COS 84-9 - Stressed out: Tradeoffs corresponding to water and nutrient limitations may maintain cyanogenesis clines in white clover (Trifolium repens L.)

Wednesday, August 8, 2012: 10:50 AM
E142, Oregon Convention Center
Nicholas J. Kooyers and Kenneth M. Olsen, Department of Biology, Washington University in St. Louis, St. Louis, MO
Background/Question/Methods

Clines are the spatial manifestation of an ecological tradeoff, and are frequently used to understand how divergent selection pressures create adaptive divergence between populations. In white clover, clines in the polymorphic trait cyanogenesis, the ability to produce hydrogen cyanide after tissue damage, have formed recurrently in white clover populations worldwide, with a greater frequency of cyanogenic plants in warmer climates. Previous studies from the native range (Eurasia) have posited that cyanogenesis clines are maintained by an ecological tradeoff whereby cyanogenic plants are better defended against herbivores, but allocate fewer resources to growth and reproduction and are selected against in areas with lower herbivore pressure. However, our recent studies from the introduced range (North America and New Zealand) suggest that there may be alternative selective pressures that target not only cyanogenesis per se, but also the two individual biochemical components required for the cyanogenic phenotype (cyanogenic glucosides and their hydrolyzing enzyme). These studies suggest that plants with cyanogenic glucosides may have an alternative function in nitrogen storage leading to a greater ability to tolerate stress.

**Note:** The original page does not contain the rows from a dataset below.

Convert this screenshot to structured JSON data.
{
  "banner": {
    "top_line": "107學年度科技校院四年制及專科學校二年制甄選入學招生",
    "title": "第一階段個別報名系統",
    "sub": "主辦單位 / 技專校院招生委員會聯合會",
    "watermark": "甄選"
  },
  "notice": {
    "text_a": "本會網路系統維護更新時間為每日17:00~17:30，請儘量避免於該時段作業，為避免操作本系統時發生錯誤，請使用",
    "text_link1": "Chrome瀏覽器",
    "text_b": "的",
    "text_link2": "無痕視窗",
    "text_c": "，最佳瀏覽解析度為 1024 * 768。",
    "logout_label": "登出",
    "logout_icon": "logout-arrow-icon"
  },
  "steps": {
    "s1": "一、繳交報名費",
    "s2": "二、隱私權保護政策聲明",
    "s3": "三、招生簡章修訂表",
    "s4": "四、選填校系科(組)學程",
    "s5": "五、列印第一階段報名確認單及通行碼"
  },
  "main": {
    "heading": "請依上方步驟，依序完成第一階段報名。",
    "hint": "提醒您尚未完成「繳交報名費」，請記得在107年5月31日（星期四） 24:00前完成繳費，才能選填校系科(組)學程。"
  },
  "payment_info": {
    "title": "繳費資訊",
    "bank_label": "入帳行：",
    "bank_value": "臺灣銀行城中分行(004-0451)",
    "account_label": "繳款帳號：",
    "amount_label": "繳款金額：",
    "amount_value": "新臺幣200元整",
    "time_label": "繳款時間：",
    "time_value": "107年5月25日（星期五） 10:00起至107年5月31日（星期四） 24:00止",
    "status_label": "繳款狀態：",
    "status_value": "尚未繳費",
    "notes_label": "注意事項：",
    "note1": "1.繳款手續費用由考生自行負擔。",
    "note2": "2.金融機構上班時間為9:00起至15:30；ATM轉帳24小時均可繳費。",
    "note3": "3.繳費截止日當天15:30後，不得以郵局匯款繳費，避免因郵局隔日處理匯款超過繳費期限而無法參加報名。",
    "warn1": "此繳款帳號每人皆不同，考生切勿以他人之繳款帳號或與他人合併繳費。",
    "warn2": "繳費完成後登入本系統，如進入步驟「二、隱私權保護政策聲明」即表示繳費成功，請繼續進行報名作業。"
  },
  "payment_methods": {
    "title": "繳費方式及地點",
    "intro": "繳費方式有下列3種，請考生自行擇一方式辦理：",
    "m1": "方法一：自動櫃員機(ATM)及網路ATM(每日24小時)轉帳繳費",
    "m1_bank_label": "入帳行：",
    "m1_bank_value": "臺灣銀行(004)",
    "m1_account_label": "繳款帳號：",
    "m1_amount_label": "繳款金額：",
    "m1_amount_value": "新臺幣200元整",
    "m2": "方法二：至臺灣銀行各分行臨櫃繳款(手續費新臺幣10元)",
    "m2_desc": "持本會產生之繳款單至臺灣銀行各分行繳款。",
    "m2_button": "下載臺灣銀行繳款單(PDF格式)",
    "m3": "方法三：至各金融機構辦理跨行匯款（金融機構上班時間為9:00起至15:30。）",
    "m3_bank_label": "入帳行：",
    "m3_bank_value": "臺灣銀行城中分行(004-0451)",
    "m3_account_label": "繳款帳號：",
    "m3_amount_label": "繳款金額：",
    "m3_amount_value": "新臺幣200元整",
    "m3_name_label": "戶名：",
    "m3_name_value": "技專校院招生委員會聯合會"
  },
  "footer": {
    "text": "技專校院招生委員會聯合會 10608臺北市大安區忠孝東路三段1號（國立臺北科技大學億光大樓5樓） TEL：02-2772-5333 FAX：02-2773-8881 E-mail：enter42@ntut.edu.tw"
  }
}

In this study, we investigate the tradeoffs that maintain a cyanogenesis cline across central U.S. populations using experimental manipulations in greenhouse common garden and field experiments.

Results/Conclusions

While we find little evidence for differential herbivory on cyanogenic adult plants or seedlings in any experiment, in greenhouse experiments we find acyanogenic plants do flower earlier and more prolifically under standard greenhouse conditions. However, plants that possess cyanogenic glucosides flower earlier and more prolifically in water-stress treatments. Additionally, cyanogenic plants flower more often than acyanogenic plants in water-stress and fertilizer-stress treatment. These results indicate that fitness tradeoffs maintaining the cyanogenesis polymorphism in central U.S. populations directly correspond to water and nutrient stress rather than herbivore pressure. Further, while the cyanogenesis polymorphism is a target of selection, there also is selection acting on the cyanogenic glucosides polymorphism alone. These results suggest that cyanogenic glucosides and hydrogen cyanide may have multiple functions within a plant and that these functions have impacts on fitness that may or may not be in the same direction. We conclude that relationships between selective pressures involved in ecological tradeoffs may vary both in space and in time, and will affect spatial patterns of phenotypic and genetic diversity.